45. The developments that will take place in the future and the enormous opportunities that will open up for ourselves are indicated by what happened to the old SFIO in the wake of the events of 1968. The revolutionary movement of that year led to a radical transformation of the SFIO, which had been reduced to a tiny parliamentary rump in the preceding period. After the betrayal of the PCF leadership, the reformed SFIO, renamed Parti Socialiste, became a vehicle for the revolutionary aspirations of the youth and of the fresh layers of workers aroused to action by the general strike. Part of the centrist PSU was drawn into the party, the whole of which then moved very rapidly over to the left. In his bid for the leadership of the party, François Mitterrand, a former right-wing politician, was forced to give voice to the prevailing mood. At the 1971 congress of the PS in Epinay he declared that whilst differences may exist as to how the socialist revolution was to be accomplished, "anyone who is not in favour of this revolution has no place in the Socialist Party". The "Declaration of Principles" adopted by the congress defined the PS as a Marxist movement, whose aim was a complete break with capitalism and the socialist transformation of society. A powerful left-wing emerged around the CERES organisation, which won a decisive majority in the youth section of the party.

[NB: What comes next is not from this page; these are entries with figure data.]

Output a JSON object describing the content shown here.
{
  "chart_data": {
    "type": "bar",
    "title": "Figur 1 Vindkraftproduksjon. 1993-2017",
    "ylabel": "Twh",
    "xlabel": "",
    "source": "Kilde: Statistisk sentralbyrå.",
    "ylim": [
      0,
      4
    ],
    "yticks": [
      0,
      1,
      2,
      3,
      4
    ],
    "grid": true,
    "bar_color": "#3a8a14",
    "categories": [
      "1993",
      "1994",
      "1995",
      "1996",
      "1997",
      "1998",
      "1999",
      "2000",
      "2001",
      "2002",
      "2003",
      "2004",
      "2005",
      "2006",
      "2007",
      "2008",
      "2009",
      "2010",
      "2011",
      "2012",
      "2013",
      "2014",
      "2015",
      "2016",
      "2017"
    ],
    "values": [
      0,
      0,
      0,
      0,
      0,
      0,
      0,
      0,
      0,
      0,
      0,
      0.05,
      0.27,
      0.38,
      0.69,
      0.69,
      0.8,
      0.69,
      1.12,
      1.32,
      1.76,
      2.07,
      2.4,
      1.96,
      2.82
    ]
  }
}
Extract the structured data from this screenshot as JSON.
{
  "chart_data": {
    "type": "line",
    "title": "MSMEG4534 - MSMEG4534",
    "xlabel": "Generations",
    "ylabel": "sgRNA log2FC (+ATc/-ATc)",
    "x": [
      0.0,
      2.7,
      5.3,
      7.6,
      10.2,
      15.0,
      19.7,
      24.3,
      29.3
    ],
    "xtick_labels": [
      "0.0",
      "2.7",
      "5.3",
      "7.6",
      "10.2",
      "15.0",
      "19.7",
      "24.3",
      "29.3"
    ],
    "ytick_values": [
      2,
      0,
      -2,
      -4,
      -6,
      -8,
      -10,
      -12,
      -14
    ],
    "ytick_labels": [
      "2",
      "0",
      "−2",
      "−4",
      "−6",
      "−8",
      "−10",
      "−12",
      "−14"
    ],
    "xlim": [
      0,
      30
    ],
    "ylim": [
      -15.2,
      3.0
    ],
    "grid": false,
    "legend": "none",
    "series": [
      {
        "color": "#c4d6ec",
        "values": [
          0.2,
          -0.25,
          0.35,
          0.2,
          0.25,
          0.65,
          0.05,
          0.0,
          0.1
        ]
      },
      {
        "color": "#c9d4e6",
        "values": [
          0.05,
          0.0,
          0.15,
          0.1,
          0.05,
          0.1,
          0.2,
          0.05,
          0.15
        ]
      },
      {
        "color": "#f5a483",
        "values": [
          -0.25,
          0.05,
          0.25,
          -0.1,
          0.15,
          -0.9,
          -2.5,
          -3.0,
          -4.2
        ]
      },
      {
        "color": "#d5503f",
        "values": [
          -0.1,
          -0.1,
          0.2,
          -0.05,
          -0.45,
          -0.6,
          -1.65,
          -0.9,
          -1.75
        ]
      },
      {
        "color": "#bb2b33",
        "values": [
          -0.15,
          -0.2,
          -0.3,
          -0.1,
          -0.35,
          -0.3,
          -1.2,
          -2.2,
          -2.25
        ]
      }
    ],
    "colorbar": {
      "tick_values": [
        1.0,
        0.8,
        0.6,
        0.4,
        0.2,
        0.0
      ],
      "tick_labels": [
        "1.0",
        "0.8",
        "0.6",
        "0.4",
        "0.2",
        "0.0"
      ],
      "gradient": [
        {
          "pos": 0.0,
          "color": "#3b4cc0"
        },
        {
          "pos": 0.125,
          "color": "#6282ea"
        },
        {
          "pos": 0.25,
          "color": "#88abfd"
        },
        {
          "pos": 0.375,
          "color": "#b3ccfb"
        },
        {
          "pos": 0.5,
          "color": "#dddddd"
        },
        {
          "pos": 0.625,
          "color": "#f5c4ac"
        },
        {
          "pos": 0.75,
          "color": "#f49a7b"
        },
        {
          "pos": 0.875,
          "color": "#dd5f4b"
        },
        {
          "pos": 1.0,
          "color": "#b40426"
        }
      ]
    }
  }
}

46. France has entered a period of social instability and class struggle similar to that which immediately preceded 1968. These times are our times. The program, the theory, the methods and the traditions of our organisation are the key to the historical destiny of the working class in France, as is the case internationally. Our duty is to develop the basis of our organisation as rapidly as possible. Opportunities are opening up for us everywhere. We must find the resources to take full advantage of the situation that has opened up. In a country like France, where there are two workers parties, we will inevitably have to carry out some work in both of these organisations to some degree or other. Both of these parties offer possibilities for the growth of our tendency even now, and this will be the case to a much greater extent in the future. The same is true in the unions. But above all, at this stage, we must build a basis among the youth. That must be our priority. We must build a strong, lively, active organisation, based on a clear understanding of our ideas, with a serious attitude towards the development of its apparatus, its finances, its paper and all other aspects of its organisational work. Once we have reached a certain stage of development, particularly in the situation that is now unfolding, we can develop a powerful basis for our ideas in the years that lie ahead. The developments described in this document indicate that France is once again heading towards a major confrontation between the classes, in the course of which the question of power will be posed. There will not be one, but several of such confrontations in the years that lie ahead. Our task is to develop the forces capable of leading the workers movement to a decisive victory, which in turn will place socialism on the order of the day throughout Europe and indeed throughout the entire world.